This is the sixth consecutive year that we’ve tracked the shopping behavior of Chinese consumers. Our continuing research has given us a valuable long-term view across 106 fast-moving consumer goods (FMCG) categories purchased for home consumption in China. As in each of the past six years, we conducted a deep analysis of the key 26 categories that span the four largest consumer goods sectors: packaged food, beverages, personal care and home care. Combined, these sectors represent 80% of China’s FMCG purchases.
As in previous years, we based our research on a panel of 40,000 urban households equipped with scanners to track their FMCG purchases for at-home consumption.
For the first time this year, we also studied the FMCG market with a new lens: the out-of-home (OOH) consumption of food and beverages.
- Working with Kantar Worldpanel, we enlisted 4,000 Chinese individual consumers in Tier-1 and Tier-2 cities to track their food and beverage purchases for consumption outside of their homes using smartphones.
- In combination with additional data sources, we conducted an in-depth analysis of the overall eating and drinking channel dynamics.
This year we found the two-speed growth continuing, while annual growth in FMCG value for home consumption maintained its slowdown in 2016 across all sectors we studied, hitting a five-year low. This is due to a combination of almost flat volume growth and a deceleration of price growth, which dragged down overall FMCG value growth.
Let’s look at product categories first. Value growth of FMCG sales for home consumption totaled 3.0% in 2016; however, the growth rates for food and beverage categories are dramatically different than for home and personal care. It’s to the point where food has grown by 0.5% and beverages by 2.0%, while personal care and home care increased by 10.5% and 3.5% respectively, representing an improvement over 2015.

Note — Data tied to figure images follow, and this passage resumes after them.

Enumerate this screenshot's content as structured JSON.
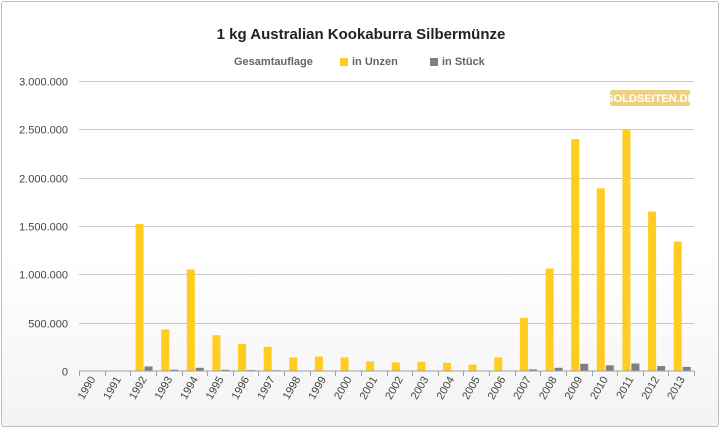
{
  "chart_data": {
    "type": "bar",
    "title": "1 kg Australian Kookaburra Silbermünze",
    "legend_title": "Gesamtauflage",
    "legend_placement": "top",
    "categories": [
      "1990",
      "1991",
      "1992",
      "1993",
      "1994",
      "1995",
      "1996",
      "1997",
      "1998",
      "1999",
      "2000",
      "2001",
      "2002",
      "2003",
      "2004",
      "2005",
      "2006",
      "2007",
      "2008",
      "2009",
      "2010",
      "2011",
      "2012",
      "2013"
    ],
    "series": [
      {
        "name": "in Unzen",
        "color": "#FFCC1F",
        "values": [
          0,
          0,
          1520000,
          430000,
          1050000,
          370000,
          280000,
          250000,
          140000,
          150000,
          140000,
          100000,
          90000,
          95000,
          85000,
          65000,
          140000,
          550000,
          1060000,
          2400000,
          1890000,
          2500000,
          1650000,
          1340000
        ]
      },
      {
        "name": "in Stück",
        "color": "#808080",
        "values": [
          0,
          0,
          47000,
          13000,
          33000,
          12000,
          9000,
          8000,
          4500,
          4800,
          4500,
          3200,
          2800,
          3000,
          2700,
          2000,
          4500,
          17000,
          33000,
          75000,
          59000,
          78000,
          51000,
          42000
        ]
      }
    ],
    "y_ticks": [
      "0",
      "500.000",
      "1.000.000",
      "1.500.000",
      "2.000.000",
      "2.500.000",
      "3.000.000"
    ],
    "ylim": [
      0,
      3000000
    ],
    "grid": true,
    "xlabel": "",
    "ylabel": ""
  },
  "watermark": {
    "text": "GOLDSEITEN.DE",
    "color": "#e6c15a"
  }
}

This year we saw a continuing geographic trend. China’s southwestern and central provinces have maintained their status as the major growth engines for FMCG sales. This is a result of an increase in number of households, fueled in part by the urbanization of inland provinces as many industries shift from coastal regions.

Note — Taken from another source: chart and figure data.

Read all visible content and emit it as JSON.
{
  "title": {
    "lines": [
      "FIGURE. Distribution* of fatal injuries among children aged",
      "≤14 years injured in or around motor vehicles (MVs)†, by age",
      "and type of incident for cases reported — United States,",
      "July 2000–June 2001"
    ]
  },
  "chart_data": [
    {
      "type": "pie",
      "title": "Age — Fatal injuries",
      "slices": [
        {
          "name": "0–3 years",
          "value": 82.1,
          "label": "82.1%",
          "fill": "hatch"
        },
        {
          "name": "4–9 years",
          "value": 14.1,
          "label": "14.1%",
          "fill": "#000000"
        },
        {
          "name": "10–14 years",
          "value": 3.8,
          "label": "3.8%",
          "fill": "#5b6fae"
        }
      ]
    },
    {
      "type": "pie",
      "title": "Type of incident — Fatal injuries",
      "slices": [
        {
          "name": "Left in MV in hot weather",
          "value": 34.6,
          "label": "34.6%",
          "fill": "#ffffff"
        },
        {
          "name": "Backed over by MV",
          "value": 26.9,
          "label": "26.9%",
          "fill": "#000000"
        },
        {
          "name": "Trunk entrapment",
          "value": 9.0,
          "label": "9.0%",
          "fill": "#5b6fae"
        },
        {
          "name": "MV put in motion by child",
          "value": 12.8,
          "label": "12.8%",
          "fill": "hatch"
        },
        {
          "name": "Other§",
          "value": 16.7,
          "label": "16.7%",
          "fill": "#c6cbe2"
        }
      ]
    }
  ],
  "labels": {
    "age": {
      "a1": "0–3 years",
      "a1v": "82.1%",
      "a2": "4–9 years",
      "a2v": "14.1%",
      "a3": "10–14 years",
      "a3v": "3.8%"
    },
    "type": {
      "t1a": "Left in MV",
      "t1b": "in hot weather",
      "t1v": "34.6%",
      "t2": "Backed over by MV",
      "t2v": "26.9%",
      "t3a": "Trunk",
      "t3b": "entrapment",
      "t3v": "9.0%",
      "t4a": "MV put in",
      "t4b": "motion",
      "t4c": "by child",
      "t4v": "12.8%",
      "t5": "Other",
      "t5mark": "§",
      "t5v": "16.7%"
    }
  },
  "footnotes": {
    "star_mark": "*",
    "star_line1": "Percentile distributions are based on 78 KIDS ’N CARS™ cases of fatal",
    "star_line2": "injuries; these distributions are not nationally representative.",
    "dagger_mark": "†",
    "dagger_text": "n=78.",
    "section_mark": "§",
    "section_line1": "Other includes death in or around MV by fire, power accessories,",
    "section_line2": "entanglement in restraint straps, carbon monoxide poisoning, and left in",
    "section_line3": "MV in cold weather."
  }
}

Two-speed growth by geography
Southwestern and central provinces continue to serve as the growth engine for brands in China (see Figure 10). Six of those provinces experienced FMCG growth in excess of 7% in 2016: Sichuan, Shaanxi, Shanxi, Guangxi, Hunan and Hubei. This resulted from an increase in number of households, fueled in part by higher economic growth. FMCG consumption growth is boosted by the urbanization of inland provinces as many industries shift from coastal regions. Blue-collar workers continue to be a massive force in China’s FMCG market.

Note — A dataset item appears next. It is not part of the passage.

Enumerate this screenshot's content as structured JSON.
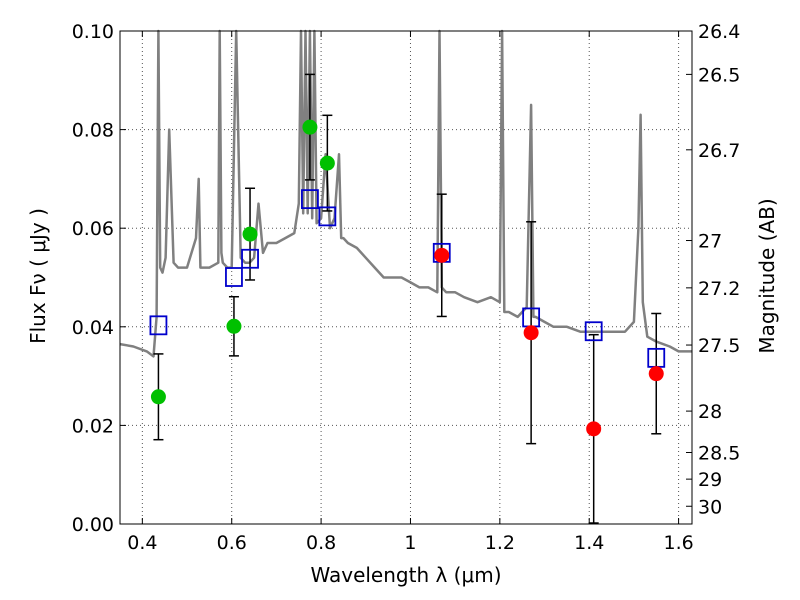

Two-speed growth in retail channels
Our sixth annual study of Chinese shopper behavior for home consumption shows the continuing shifts in retailing. Online and convenience store channels maintain strong momentum, while big-box retailers lose steam (see Figure 11). Unsurprisingly, e-commerce led the pack, growing by more than 52.0%. Online now represents 7.0% of total FMCG sales. Convenience stores, steadily serving the needs of busy urban consumers, grew by 7.4%, adding such new incentives as in-store pickup of products bought online from other retailers. The hypermarkets that once defined robust growth declined by 2.0%, and the once-flourishing super or mini format grew by 2.0%, about the same rate as inflation. While their share is slowly shrinking, those two formats still account for more than half of the FMCG market.